Parsing web sitemaps using JavaScript
Recently I came across an interesting project by Sean Thomas Burke called Sitemapper. This is a mini framework, which can be used to parse through sitemap XML files to get all included URLs. Such functionality is necessary when crawling through websites, as the sitemap (usually) holds an up-to-date list of all website URLs. In most cases this list should be enough when designing a crawler and you wouldn’t need to crawl manually the website and create a list of URLs.
Sitemap parser: Sitemapper
Sitemapper is a well-maintained and well-documented, open-source library offering the following features:
- Follows redirects
- Supports gzip sitemaps
- Debug mode
- Multi-threaded processing
- Timeout limit
- User-agent customization
I decided to replace the existing sitemap parsing functionality of the crawler project, described in my previous article, using Sitemapper. But since the project was missing several key features for my project, I added them to Sean’s repository.
New features
Below is the list of new features added and the business justification behind each feature:
- Option to retry failed requests
When crawling multiple URLs, it’s very common to have errors (e.g. server error). It’s a good practice to retry failed requests, to make sure that the issue is permanent and not just temporary failed attempt.

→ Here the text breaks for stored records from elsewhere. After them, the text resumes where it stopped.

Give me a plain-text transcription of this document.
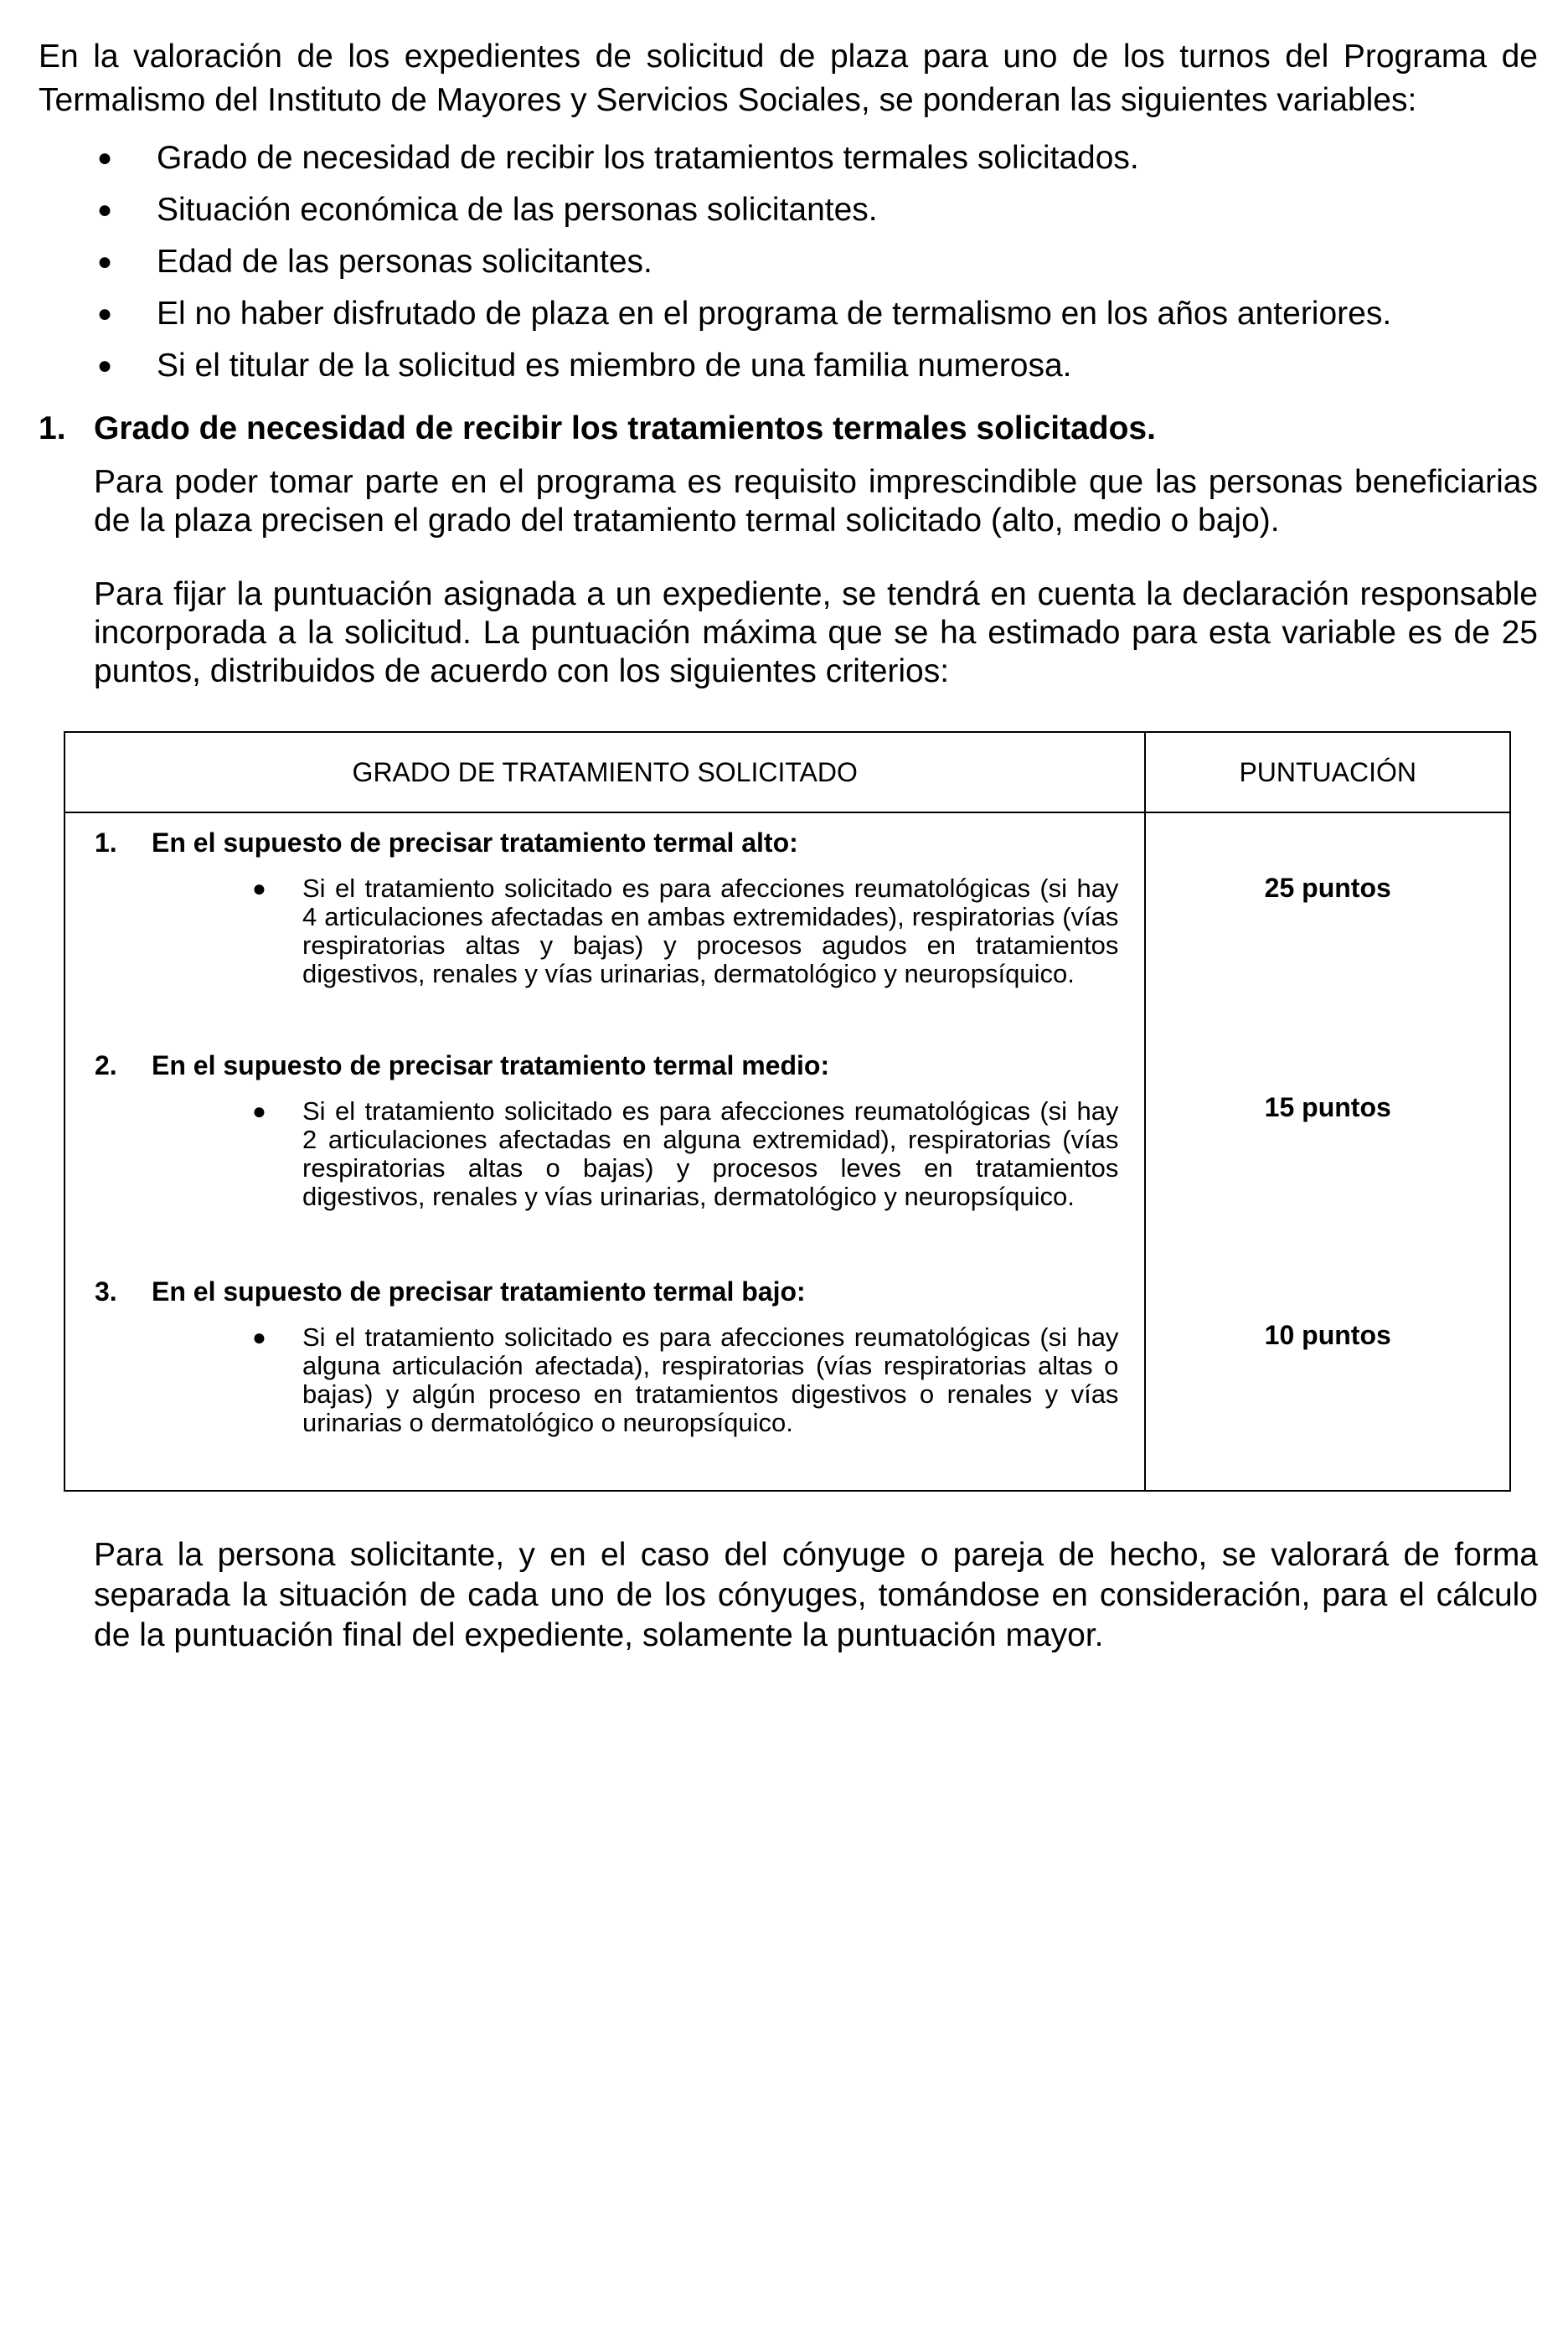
En la valoración de los expedientes de solicitud de plaza para uno de los turnos del Programa de Termalismo del Instituto de Mayores y Servicios Sociales, se ponderan las siguientes variables:

● Grado de necesidad de recibir los tratamientos termales solicitados.
● Situación económica de las personas solicitantes.
● Edad de las personas solicitantes.
● El no haber disfrutado de plaza en el programa de termalismo en los años anteriores.
● Si el titular de la solicitud es miembro de una familia numerosa.
1. Grado de necesidad de recibir los tratamientos termales solicitados.

Para poder tomar parte en el programa es requisito imprescindible que las personas beneficiarias de la plaza precisen el grado del tratamiento termal solicitado (alto, medio o bajo).

Para fijar la puntuación asignada a un expediente, se tendrá en cuenta la declaración responsable incorporada a la solicitud. La puntuación máxima que se ha estimado para esta variable es de 25 puntos, distribuidos de acuerdo con los siguientes criterios:

GRADO DE TRATAMIENTO SOLICITADO	PUNTUACIÓN

1. En el supuesto de precisar tratamiento termal alto:
● Si el tratamiento solicitado es para afecciones reumatológicas (si hay 4 articulaciones afectadas en ambas extremidades), respiratorias (vías respiratorias altas y bajas) y procesos agudos en tratamientos digestivos, renales y vías urinarias, dermatológico y neuropsíquico.	25 puntos

2. En el supuesto de precisar tratamiento termal medio:
● Si el tratamiento solicitado es para afecciones reumatológicas (si hay 2 articulaciones afectadas en alguna extremidad), respiratorias (vías respiratorias altas o bajas) y procesos leves en tratamientos digestivos, renales y vías urinarias, dermatológico y neuropsíquico.	15 puntos

3. En el supuesto de precisar tratamiento termal bajo:
● Si el tratamiento solicitado es para afecciones reumatológicas (si hay alguna articulación afectada), respiratorias (vías respiratorias altas o bajas) y algún proceso en tratamientos digestivos o renales y vías urinarias o dermatológico o neuropsíquico.	10 puntos

Para la persona solicitante, y en el caso del cónyuge o pareja de hecho, se valorará de forma separada la situación de cada uno de los cónyuges, tomándose en consideración, para el cálculo de la puntuación final del expediente, solamente la puntuación mayor.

You now have the option to define the number of “retries” allowed for each failed request, using the “retries” parameter. - Concurrency limit / Rate limiting
Sitemap XML files, might be monitored by firewalls. If you are planning to parse the sitemap of large websites, you need to limit the number of concurrent requests to make sure that your IP address doesn’t get blocked by parsing a large number of files concurrently.
You now have the option to set how many sitemap URLs can be requested at the same time, using the “concurrency” parameter. - Error reporting
If you still get errors when parsing sitemaps, even after retrying, it’s useful to have the option to get back a list of errors occurred and the error code for each one of them. This allows you to follow them up manually or report them to another process for archiving purposes.
Using the parameter “returnErrors” you can configure Sitemapper to return the list of errors occurred too.
Getting started
You can find Sean’s sitemapper repository on GitHub and npm.
At the time of writing the new features I added haven’t been merged in Sean’s GitHub repository yet (waiting for my Pull request to be reviewed), but you can find them in my personal public fork repository along with updated documentation explaining each new feature in more detail.